En octobre prochain, une première évaluation globale sera effectuée après un an d’activité du service. Bien que l’affluence ne soit pas encore au niveau attendu, toujours est-il que les soins médicaux gratuits sont les bienvenus pour le petit nombre qui en profite déjà. Surtout dans le Nord, une région qui «a toujours été un peu réticente pour tous les services sociaux, à ce qu’il y ait un restaurant social ou un centre d’échange de seringue par exemple», confie le responsable local de la Stëmm.
Des médicaments gratuits grâce à la CUSS
Si les consultations de Dr Stëmm sont gratuites, c’est grâce à l’engagement bénévole du corps médical. Pour ce qui est des médicaments prescrits sur ordonnance par le médecin, l’ASBL s’appuie sur un partenariat avec la pharmacie Petry à Ettelbruck, qui lui propose des tarifs réduits et qui lui facture les médicaments retirés par les patients. Puis, c’est la Stëmm qui règle la note grâce à la couverture universelle des soins de santé (CUSS).

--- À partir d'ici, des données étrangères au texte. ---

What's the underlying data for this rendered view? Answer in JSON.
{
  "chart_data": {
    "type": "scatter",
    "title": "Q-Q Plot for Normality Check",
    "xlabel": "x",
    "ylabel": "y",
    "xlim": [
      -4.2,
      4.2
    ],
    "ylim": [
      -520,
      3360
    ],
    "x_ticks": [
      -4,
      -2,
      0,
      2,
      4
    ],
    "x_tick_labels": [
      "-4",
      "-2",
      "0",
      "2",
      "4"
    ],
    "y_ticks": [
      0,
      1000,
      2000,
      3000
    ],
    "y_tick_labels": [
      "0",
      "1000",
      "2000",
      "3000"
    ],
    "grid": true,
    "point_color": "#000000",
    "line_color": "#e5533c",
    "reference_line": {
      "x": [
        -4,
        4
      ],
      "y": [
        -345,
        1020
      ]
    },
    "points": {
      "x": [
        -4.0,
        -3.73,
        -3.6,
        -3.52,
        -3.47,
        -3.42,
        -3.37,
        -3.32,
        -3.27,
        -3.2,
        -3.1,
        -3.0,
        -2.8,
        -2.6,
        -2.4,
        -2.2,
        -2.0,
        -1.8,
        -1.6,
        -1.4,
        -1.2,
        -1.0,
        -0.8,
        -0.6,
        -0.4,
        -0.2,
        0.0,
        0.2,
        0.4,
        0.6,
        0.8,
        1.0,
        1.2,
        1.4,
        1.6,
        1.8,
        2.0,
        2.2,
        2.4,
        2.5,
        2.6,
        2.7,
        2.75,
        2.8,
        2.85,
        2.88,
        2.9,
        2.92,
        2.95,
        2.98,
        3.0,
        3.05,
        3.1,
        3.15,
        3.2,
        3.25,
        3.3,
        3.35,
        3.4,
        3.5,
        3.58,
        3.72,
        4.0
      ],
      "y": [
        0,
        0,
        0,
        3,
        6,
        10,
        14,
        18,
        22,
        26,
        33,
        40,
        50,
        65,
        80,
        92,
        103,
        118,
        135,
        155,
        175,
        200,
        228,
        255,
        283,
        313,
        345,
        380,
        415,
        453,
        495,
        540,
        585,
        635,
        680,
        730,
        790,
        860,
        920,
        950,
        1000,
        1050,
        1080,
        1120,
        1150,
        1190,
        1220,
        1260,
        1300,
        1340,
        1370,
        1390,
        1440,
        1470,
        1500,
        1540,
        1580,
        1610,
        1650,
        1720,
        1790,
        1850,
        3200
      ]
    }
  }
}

Ce projet pilote du ministère de la Santé est mené en collaboration avec le ministère de la Sécurité sociale, la CNS et cinq associations : Médecins du monde (qui appelle de ses vœux une base légale pour la CUSS, lire notre édition d’hier), Jugend- an Drogenhëllef, CNDS, Croix-Rouge et la Stëmm vun der Strooss. «C’est une caisse maladie volontaire, si on veut la simplifier», explique Francesco Settanni.
Concrètement, l’association paie les cotisations auprès du Centre commun de la sécurité sociale (CCSS) ainsi que l’intégralité des factures médicales et une fois une période de carence de trois mois arrivée à son terme, elle peut demander un remboursement des frais médicaux à la CNS selon un budget défini.
Cependant, la Stëmm craint que le montant qui lui est alloué soit d’ores et déjà dépassé : «C’est un projet pilote qui a débordé, je pense que l’on a épuisé le budget.» Régulièrement confrontés à de «nouveaux arrivages de patients», les travailleurs sociaux souhaitent que ce projet pilote soit poursuivi et son budget augmenté.